FRISCO – The 60 or so deaf people who gathered at the Frisco and Copper Mountain disc golf courses this weekend had a lot more in common than hearing loss.

There was the joy of being in the mountains.

They spoke – with hands flying in the air – of the fun they had at a banquet the night before.

They compared disc-throwing styles, talked about their hometowns and bemoaned the difficulty of playing golf at altitude.

“I liked meeting the people,” signed Jennifer Hickey of Maine, who took eighth place. “And I like playing. It’s my first time here, and I did well.”

Teams gathered around the tee pads, mentally gauging the distance to the first basket. They smiled and gave enthusiastic thumbs up when a disc was straight and true, and shook their heads and grimaced when discs arced wide over the trees – or worse, struck one with a hollow thunk their ears couldn’t hear.

All the while, they socialized, talking with fingers in the air about other disc golf courses, the advantages of one disc over another or how well they threw on the last hole.

Steve Fournier of Frisco – the only local player – said he’d hoped to do better than the 23rd place he garnered in two days of competition. He attributed Copper Mountain’s mountainous terrain during pro competition Saturday – and a bit of beer drinking that night – to his less-than-stellar performance Sunday.

But it didn’t dampen his enthusiasm for the day’s events.
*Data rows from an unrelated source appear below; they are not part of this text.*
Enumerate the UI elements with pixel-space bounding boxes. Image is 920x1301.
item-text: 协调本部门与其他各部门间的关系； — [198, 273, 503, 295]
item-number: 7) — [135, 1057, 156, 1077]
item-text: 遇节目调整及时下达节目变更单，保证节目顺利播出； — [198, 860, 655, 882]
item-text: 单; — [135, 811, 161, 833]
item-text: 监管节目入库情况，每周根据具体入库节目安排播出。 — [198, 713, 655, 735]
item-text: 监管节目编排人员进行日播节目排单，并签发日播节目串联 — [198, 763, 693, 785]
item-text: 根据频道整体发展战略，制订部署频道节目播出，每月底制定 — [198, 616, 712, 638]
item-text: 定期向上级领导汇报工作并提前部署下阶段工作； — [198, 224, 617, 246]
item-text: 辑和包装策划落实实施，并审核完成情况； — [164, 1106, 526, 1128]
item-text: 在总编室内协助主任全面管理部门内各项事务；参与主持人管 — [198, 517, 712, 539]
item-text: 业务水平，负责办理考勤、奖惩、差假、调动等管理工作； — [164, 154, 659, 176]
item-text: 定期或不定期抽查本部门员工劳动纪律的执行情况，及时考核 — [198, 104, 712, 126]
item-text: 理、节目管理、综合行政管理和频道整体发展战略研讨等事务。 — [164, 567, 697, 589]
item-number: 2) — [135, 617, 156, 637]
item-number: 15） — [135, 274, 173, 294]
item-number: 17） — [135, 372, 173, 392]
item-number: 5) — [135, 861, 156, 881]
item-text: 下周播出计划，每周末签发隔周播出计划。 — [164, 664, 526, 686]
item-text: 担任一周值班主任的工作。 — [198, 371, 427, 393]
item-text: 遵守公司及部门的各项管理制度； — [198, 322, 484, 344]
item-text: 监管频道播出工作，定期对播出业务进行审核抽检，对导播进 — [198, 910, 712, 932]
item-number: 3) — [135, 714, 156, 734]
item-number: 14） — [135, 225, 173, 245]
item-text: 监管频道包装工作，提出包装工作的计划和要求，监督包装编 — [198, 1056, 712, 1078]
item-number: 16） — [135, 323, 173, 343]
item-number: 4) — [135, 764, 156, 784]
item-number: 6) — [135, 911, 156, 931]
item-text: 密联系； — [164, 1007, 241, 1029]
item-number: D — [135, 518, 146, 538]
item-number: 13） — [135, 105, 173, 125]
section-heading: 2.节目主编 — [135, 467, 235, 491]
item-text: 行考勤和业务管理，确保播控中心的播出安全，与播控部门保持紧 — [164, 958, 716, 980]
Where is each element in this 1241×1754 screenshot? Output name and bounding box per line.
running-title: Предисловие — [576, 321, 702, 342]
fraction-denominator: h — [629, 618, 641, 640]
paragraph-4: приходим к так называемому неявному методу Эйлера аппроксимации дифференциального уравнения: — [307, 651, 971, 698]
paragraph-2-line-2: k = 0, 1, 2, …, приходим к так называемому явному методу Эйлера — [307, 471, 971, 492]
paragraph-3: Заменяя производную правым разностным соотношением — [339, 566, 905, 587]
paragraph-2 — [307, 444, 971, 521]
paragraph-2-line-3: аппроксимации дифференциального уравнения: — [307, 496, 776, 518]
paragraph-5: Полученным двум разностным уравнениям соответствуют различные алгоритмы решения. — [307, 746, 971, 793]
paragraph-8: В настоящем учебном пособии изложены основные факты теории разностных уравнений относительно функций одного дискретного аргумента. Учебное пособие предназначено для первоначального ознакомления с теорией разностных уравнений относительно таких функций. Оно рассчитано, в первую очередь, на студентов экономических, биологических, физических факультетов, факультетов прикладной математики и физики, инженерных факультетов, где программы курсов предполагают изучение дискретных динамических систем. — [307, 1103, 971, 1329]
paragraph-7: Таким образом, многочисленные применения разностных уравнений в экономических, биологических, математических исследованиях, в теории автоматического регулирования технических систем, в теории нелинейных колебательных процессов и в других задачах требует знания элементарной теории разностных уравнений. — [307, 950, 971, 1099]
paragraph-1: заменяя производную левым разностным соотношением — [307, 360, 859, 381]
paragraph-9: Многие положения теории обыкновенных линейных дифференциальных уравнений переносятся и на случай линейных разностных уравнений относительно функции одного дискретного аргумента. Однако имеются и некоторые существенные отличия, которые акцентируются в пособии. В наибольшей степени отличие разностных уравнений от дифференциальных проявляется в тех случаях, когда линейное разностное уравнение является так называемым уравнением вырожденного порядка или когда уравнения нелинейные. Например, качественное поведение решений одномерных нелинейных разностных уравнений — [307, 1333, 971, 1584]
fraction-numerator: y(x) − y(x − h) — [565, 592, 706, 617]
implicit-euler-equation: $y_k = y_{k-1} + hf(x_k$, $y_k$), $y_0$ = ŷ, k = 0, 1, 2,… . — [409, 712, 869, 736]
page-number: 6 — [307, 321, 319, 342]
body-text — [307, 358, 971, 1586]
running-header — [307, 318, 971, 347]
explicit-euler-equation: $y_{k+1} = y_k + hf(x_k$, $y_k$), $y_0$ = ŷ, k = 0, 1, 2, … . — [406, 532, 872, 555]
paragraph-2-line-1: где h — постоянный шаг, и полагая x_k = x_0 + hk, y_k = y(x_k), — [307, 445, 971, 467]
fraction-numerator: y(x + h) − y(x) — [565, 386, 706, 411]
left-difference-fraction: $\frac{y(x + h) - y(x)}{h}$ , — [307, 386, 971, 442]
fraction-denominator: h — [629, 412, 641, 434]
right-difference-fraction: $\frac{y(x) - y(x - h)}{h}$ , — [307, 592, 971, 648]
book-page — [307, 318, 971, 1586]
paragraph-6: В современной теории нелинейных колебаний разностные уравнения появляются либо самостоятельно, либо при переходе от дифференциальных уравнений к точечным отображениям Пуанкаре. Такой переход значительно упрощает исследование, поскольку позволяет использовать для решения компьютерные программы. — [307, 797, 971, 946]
According to Kevin Harrer, chairperson for the event, the organization was founded a year ago to provide a venue for deaf people to participate in the increasingly popular sport. The new organization selected the Frisco and Copper Mountain courses as venues because Harrer used to live here and the Frisco course, in particular, is known to be one of the best in the state.

Lance McWilliams of Longmont said he learned how to play the game only seven weeks ago – and still he garnered fourth place in playoff play Sunday afternoon.

“I think I played very well,” he said, adding that he scored only six over on both courses. “But the course at Copper was very steep. It was very hard to breathe.”

First place went to Chauncy Donaldson and John Bird. Bird is a hearing man from Longmont who worked with McWilliams this past month to improve his game.

“It’s a fun group to be with,” Bird said. “It’s been a really fun weekend for me.”

Bird has played disc golf for the past 30 years, but never with a group of deaf and hearing-impaired players. His vocabulary consisted of little more than “disc golf” and “thank you.”

There are numerous deaf disc golf organizations throughout the United States, but why they are so popular in that culture is anyone’s guess, Bird said.

Play wound down on Sunday, and players mingled around the parking lot signing and making plans to return home. Harrer distributed prizes to the throngs of golfers that gathered around the back of a pickup truck at the course on the Frisco Peninsula. He signed numbers that corresponded with teams, and a wave of fluttering hands – applause – went up in the air.

“I thought it went really well for a first time,” Bird said as he and Harrer totaled the scores. “It’s a different culture, but when it comes to disc golf … we all speak disc golf.”